I’ve been lucky enough to have a gorgeous little girl with a fabulous temperment and who started sleeping mostly through the night early. I know I am truly blessed. But dont get me wrong, we had plenty of moments, arscenic hours and even breast refusal. But we tried to deal with it as relaxed as we could (not always easy) and trust our instincts, as well as the baby’s and know that when she cried, it was because she needed us for something and we responded, even if all we could do was hold her snuggly while she cried. This was against much of the advice we were given. I truly believe this helped to keep bub more relaxed and nurtured the bond we share and the happy toddler she has become. Trust yourself and trust your baby everyone - you know whats best and whats best for someone else may not be right for your situation. There doesn’t have to be a right answer or an answer at all … just be there for them and you will be doing fine. (Oh and this is just my humble opinion, so as with everyone - feel free to disregard this x)

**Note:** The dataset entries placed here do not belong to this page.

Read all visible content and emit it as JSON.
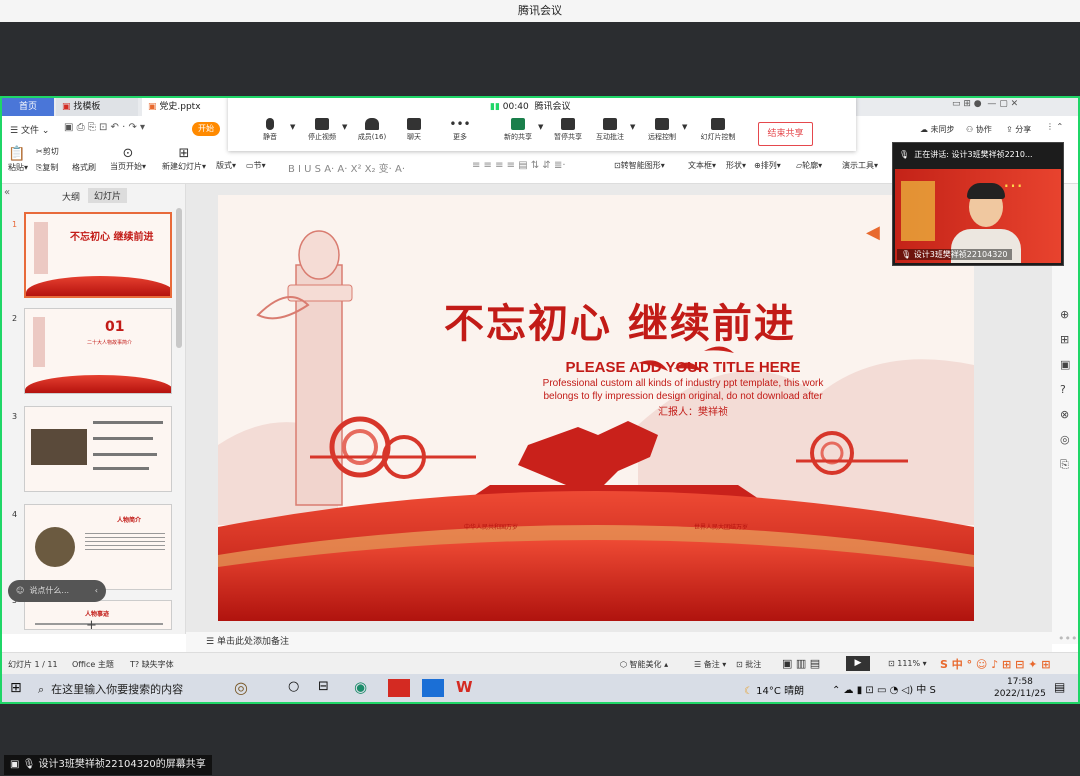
{
  "window": {
    "title": "腾讯会议"
  },
  "wps_tabs": [
    {
      "label": "首页"
    },
    {
      "label": "找模板"
    },
    {
      "label": "党史.pptx"
    }
  ],
  "meeting_toolbar": {
    "timer": "00:40",
    "app_name": "腾讯会议",
    "buttons": [
      {
        "label": "静音",
        "icon": "mic-icon"
      },
      {
        "label": "停止视频",
        "icon": "camera-icon"
      },
      {
        "label": "成员(16)",
        "icon": "members-icon"
      },
      {
        "label": "聊天",
        "icon": "chat-icon"
      },
      {
        "label": "更多",
        "icon": "more-icon"
      },
      {
        "label": "新的共享",
        "icon": "new-share-icon"
      },
      {
        "label": "暂停共享",
        "icon": "pause-share-icon"
      },
      {
        "label": "互动批注",
        "icon": "annotate-icon"
      },
      {
        "label": "远程控制",
        "icon": "remote-control-icon"
      },
      {
        "label": "幻灯片控制",
        "icon": "slide-control-icon"
      }
    ],
    "end_share": "结束共享"
  },
  "ribbon": {
    "file_menu": "文件",
    "start_button": "开始",
    "row1_right": [
      "未同步",
      "协作",
      "分享"
    ],
    "row2": [
      "粘贴",
      "复制",
      "格式刷",
      "当页开始",
      "新建幻灯片",
      "版式",
      "节",
      "文本框",
      "形状",
      "排列",
      "轮廓",
      "演示工具"
    ],
    "cut": "剪切",
    "convert_smart": "转智能图形"
  },
  "slide_panel": {
    "tab_outline": "大纲",
    "tab_slides": "幻灯片",
    "thumb_numbers": [
      "1",
      "2",
      "3",
      "4",
      "5"
    ],
    "thumb2_big": "01",
    "thumb2_sub": "二十大人物故事简介",
    "thumb4_title": "人物简介",
    "thumb5_title": "人物事迹"
  },
  "slide": {
    "calligraphy": "不忘初心 继续前进",
    "title": "PLEASE ADD YOUR TITLE HERE",
    "subtitle_line1": "Professional custom all kinds of industry ppt template, this work",
    "subtitle_line2": "belongs to fly impression design original, do not download after",
    "reporter": "汇报人：樊祥祯",
    "banner_left": "中华人民共和国万岁",
    "banner_right": "世界人民大团结万岁"
  },
  "chat_input": {
    "placeholder": "说点什么..."
  },
  "notes_placeholder": "单击此处添加备注",
  "status_bar": {
    "slide_count": "幻灯片 1 / 11",
    "theme": "Office 主题",
    "missing_font": "缺失字体",
    "smart_beautify": "智能美化",
    "notes": "备注",
    "annotate": "批注",
    "zoom": "111%"
  },
  "taskbar": {
    "search_placeholder": "在这里输入你要搜索的内容",
    "weather_temp": "14°C",
    "weather_desc": "晴朗",
    "ime": "中",
    "time": "17:58",
    "date": "2022/11/25"
  },
  "video_tile": {
    "speaking": "正在讲话: 设计3班樊祥祯2210...",
    "name": "设计3班樊祥祯22104320"
  },
  "screen_share_label": "设计3班樊祥祯22104320的屏幕共享",
  "colors": {
    "share_border": "#1fd667",
    "accent_red": "#d42a22",
    "wps_blue": "#4a76d8",
    "start_orange": "#ff8a00"
  }
}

I had so much shoulding when I was breastfeeding that it nearly drove me to despair. My child didn’t gain the expected amount of weight that he “should” gain every 2 weeks to be healthy. He never had a loss but was not meeting the MCHN’s expectations. So, apparently it was my fault for not feeding him properly. I was sent off to a breast clinic.
The breast clinician took 1 look at me feeding my son and promptly ignored us for the rest of the day. My baby was latched on properly and feeding well. I was ignored as there was absolutely no need for me to be there.
My supply was then blamed. He can’t be getting enough milk. I had been expressing milk to determine how much he was drinking and would express then instantly feed him. I gave him a bottle and he took 150ml whereupon I immediately expressed again to see if I had supply issues. I expressed a further 150ml. I could feed my son then express anywhere between 100-200ml unless it was the evening feed where I still managed anywhere up to 100ml so clearly I had an adequate supply.
My mother then decided that my milk must be of poor quality. It seemed I HAD to be the one at fault for my sons lack of weight gain. There HAD to be blame apportioned.
In the end my son solved the issue by gaining in 1 week over 200g in weight and they then all finally got off my case.
I’m currently expecting in under 6 weeks and as long as my baby is gaining weight and I have sufficient milk, I will be trusting my instincts and ignoring advice unless I believe it’s warranted and works for me.
The only “should” I personally believe is useful for mums is that they “should” believe in themselves.